Personal information
- Full name: Cheick Sidia Baldé
- Date of birth: 1 January 1983 (age 43)
- Place of birth: Conakry, Guinea
- Height: 1.83 m (6 ft 0 in)
- Position: Defensive midfielder

Youth career
- –2002: Desportivo de Cuntum FC

Senior career*
- Years: Team / Apps / (Gls)
- 2002–2004: Chamois Niortais / 4 / (0)
- 2004–2005: Orléans / 13 / (1)
- 2005–2011: Balma / 108 / (17)
- 2006–2007: → Aviron Bayonnais (loan) / 20 / (1)
- 2011–2014: Toulouse Rodéo FC

= Cheick Sidia Baldé =

Guinean footballer

Cheick Sidia Baldé (born 1 January 1983) is a Guinean former professional footballer who played as a defensive midfielder. He spent all of his career in France, mostly with Balma SC.

==Career==
Baldé was born in Conakry, Guinea. He started his professional career in France with Chamois Niortais, during his career here played four matches in Ligue 2 in the 2003–04 season. In summer 2004 he left Chamois Niortais and joined Championnat de France amateur Group D club US Orléans where he played 13 matches in the 2005–06 CFA season.

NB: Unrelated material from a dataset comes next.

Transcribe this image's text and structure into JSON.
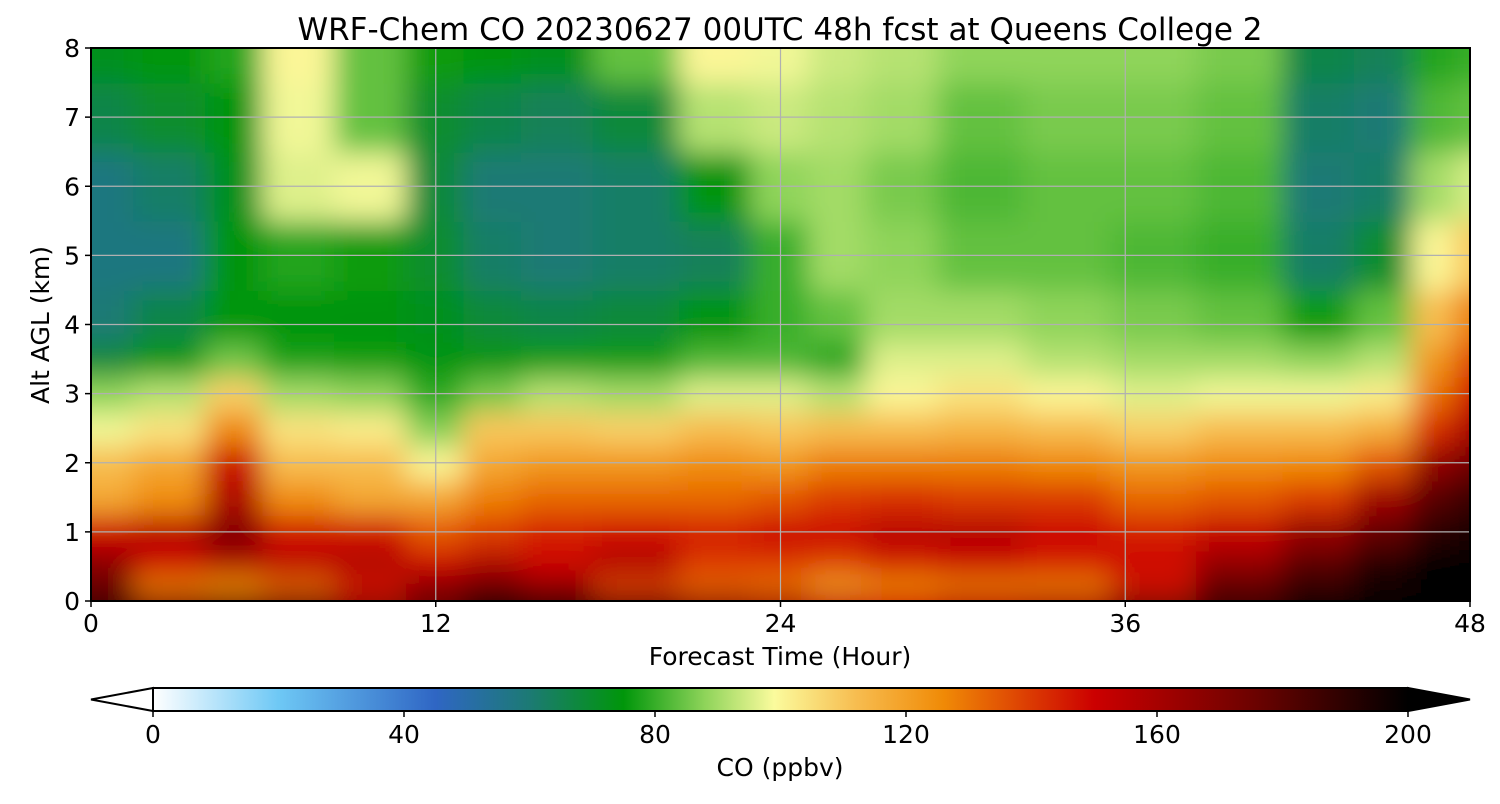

Baldé left Orléans after of the season to sign for Balma SC. He played in his first CFA Group C season 14 games and scored two goals, before he joined Ligue rival Aviron Bayonnais FC on loan. He scored one goal for the club in 20 matches and returned in May 2007 to Balma. After his return was one of the leaders of Balma SC and played 84 matches, in which scored 15 goals.

On 29 June 2011, he left Balma and signed with Toulouse Rodéo FC.